The claims will be aired tomorrow on Swedish TV station Sveriges Television’s (SVT).
Initially the company denied the reports but then said it had requested documents from the Stasi archive.
Claims: IKEA used the labour of East German political prisoners to make its furniture, it has been alleged
It has now said it is ‘interviewing people at Ikea who were around back then,’ according to Ikea’s social and environmental manager Jeanette Skjelmose.
She said: ‘So far there are no indications that we would have asked that prisoners be used in manufacturing or known about it.

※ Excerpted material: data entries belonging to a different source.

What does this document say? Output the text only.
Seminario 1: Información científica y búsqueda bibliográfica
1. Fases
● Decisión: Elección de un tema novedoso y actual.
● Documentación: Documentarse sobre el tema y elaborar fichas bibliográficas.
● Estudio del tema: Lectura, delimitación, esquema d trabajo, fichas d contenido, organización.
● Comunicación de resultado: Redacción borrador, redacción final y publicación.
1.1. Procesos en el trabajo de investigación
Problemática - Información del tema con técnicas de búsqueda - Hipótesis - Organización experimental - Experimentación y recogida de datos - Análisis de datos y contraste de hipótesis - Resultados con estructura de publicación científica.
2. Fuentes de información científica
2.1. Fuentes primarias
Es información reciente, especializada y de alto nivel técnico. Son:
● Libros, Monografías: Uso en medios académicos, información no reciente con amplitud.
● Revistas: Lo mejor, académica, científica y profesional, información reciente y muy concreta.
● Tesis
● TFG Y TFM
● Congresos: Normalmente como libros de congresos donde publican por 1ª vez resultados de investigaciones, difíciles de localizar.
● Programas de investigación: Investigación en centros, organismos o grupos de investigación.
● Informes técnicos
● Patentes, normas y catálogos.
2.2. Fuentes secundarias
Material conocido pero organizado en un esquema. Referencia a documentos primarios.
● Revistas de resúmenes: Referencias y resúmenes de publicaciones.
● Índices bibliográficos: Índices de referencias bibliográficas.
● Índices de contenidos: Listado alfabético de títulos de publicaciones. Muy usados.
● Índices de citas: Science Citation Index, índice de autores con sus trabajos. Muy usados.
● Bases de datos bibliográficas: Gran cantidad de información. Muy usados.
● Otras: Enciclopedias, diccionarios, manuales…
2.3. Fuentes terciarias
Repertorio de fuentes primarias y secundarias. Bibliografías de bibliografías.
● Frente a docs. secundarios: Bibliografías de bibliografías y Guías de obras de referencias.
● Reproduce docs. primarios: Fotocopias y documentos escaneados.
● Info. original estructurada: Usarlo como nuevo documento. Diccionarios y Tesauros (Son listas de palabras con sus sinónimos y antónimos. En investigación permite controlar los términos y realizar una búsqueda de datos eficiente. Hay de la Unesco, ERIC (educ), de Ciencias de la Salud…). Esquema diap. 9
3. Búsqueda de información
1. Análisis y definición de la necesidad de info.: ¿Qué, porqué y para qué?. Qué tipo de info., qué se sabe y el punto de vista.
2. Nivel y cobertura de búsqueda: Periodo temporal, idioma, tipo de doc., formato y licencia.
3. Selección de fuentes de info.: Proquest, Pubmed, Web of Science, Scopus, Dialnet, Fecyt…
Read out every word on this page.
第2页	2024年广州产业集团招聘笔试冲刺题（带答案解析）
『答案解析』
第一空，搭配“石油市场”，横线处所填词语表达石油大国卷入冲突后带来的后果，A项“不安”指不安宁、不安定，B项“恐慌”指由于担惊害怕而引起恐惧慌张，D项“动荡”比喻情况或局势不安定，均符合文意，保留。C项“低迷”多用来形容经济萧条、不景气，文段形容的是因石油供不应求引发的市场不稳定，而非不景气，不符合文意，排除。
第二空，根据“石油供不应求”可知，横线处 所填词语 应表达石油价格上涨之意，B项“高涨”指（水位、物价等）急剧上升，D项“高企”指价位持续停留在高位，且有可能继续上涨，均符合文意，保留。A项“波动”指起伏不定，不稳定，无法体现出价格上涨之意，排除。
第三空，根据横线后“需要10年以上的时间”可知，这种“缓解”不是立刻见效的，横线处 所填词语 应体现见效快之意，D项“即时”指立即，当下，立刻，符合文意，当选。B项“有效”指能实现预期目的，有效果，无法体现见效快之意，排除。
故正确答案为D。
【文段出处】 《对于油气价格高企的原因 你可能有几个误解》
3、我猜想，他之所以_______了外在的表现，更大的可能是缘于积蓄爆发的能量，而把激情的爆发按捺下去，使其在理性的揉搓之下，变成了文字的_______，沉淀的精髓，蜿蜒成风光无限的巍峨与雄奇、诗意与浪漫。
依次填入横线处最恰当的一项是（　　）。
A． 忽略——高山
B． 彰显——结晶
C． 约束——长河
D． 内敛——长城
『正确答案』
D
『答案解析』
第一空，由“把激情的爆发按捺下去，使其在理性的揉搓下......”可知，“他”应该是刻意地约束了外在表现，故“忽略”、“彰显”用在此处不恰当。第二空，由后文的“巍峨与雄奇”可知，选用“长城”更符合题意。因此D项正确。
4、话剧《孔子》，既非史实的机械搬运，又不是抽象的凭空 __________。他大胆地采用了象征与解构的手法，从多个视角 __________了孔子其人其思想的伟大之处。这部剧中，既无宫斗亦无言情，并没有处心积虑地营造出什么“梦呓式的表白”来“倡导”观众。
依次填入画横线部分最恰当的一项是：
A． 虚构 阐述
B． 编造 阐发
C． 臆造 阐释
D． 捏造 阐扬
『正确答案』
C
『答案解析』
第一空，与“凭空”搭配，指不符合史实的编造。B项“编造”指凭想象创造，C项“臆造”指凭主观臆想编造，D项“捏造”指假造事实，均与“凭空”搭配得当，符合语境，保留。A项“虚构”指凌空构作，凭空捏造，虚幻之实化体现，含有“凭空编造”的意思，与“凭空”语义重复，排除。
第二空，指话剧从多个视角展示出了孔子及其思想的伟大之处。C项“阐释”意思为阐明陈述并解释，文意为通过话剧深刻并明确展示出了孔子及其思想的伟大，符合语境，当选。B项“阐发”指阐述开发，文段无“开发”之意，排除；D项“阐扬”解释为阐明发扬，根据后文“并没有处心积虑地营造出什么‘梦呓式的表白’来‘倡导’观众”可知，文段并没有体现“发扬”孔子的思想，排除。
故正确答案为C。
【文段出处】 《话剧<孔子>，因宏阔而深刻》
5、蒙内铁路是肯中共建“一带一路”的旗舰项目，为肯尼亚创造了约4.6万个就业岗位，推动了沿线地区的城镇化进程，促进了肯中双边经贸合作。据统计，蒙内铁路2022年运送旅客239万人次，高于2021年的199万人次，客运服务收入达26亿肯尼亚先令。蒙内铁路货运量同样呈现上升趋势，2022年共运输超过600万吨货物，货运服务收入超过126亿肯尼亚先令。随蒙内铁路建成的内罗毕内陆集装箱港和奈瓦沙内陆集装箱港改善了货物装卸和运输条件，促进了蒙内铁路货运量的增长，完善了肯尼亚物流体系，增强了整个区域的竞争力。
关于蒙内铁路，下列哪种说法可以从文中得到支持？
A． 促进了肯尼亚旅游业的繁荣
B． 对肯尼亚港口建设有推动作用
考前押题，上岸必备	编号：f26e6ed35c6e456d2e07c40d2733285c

‘What we’re looking into now is whether it could have happened anyway, without our knowledge.’
The show claims there is evidence to support the allegation that political prisoners were used.
Terror: The Stasi secret police, the Berlin HQ of which is pictured here, allegedly forced political prisoners to work for the store
A reporter for the show found documents supporting the claim in the Stasi files, according to a trailer for the show on SVT’s website.
Ikea claimed in its statement that it takes the issue seriously and that regular inspections were made of the firm’s factories in the German Democratic Republic before the regime imploded in 1989.
During the 1970s, Ikea developed a strong manufacturing base in East Germany with 65 factories producing parts and furniture.
A 2011 doumentary in Germany cited documents claiming that IKEA had a ‘thorough co-operation’ with East German authorities.
Ikea’s popular Klippan sofa was produced in East Germany at a plant situated next to a prison in Waldheim.
A former prison chief said that prison labour was an ‘expected part of furniture production’.